Personal information
- Full name: Corentin Le Cam
- Born: 8 June 1999 (age 26) Perpignan, Pyrénées-Orientales, Occitania, France
- Height: 6 ft 10 in (2.08 m)
- Weight: 18 st 8 lb (118 kg)

Playing information

Rugby league
- Position: Prop, Second-row, Loose forward
Club
| Years | Team | Pld | T | G | FG | P |
| 2021–22 | Catalans Dragons | 11 | 0 | 0 | 0 | 0 |
| 2022(loan) | → Whitehaven RLFC | 2 | 1 | 0 | 0 | 4 |
| 2023 | Catalans Dragons | 1 | 0 | 0 | 0 | 0 |
| 2023(DR) | → St Estève | 10 | 5 | 0 | 0 | 0 |
|  | Total | 24 | 6 | 0 | 0 | 4 |
Representative
| Years | Team | Pld | T | G | FG | P |
| 2022 | France | 6 | 5 | 0 | 0 | 4 |

Rugby union
Club
| Years | Team | Pld | T | G | FG | P |
| 2022–23 | Céret Sportif Vallespir | 3 | 0 | 0 | 0 | 0 |
- Source: As of 27 July 2023

= Corentin Le Cam =

France international rugby league footballer

Corentin Le Cam (born 8 June 1999) is a French rugby league & rugby union footballer who plays as forward for RC Albi XIII in the Super XIII. He previously played for Catalans Dragons in the Super League and France at international level.
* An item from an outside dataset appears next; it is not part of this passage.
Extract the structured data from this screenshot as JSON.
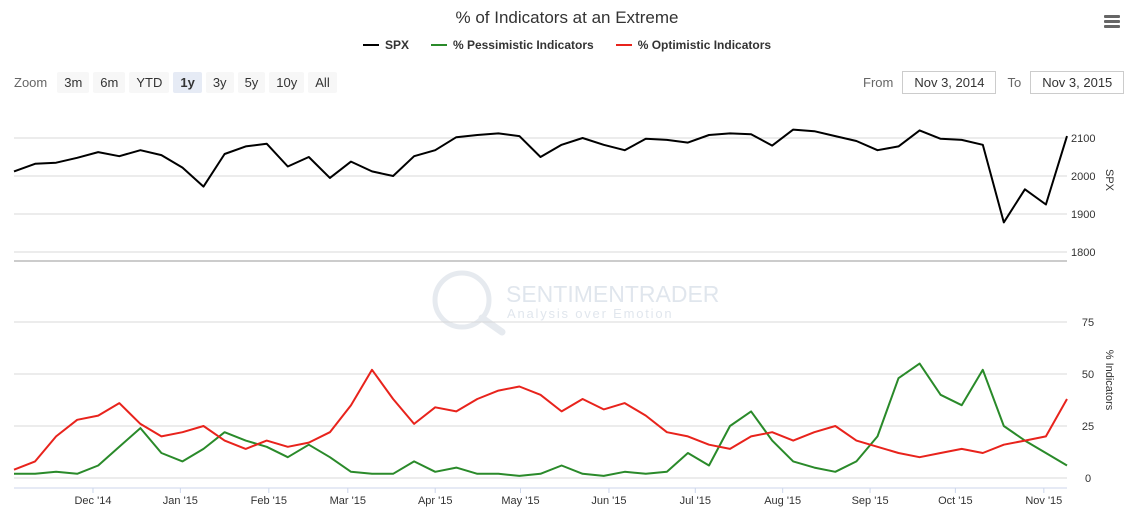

He is the tallest man ever to play English Super League at 209 cm.

Corentin scored a try against England in the end of year test against England.

He was “one of the players to watch” for France in the delayed 2021 Rugby League World Cup.

In 2021 he made his Catalans debut in the Super League against St Helens.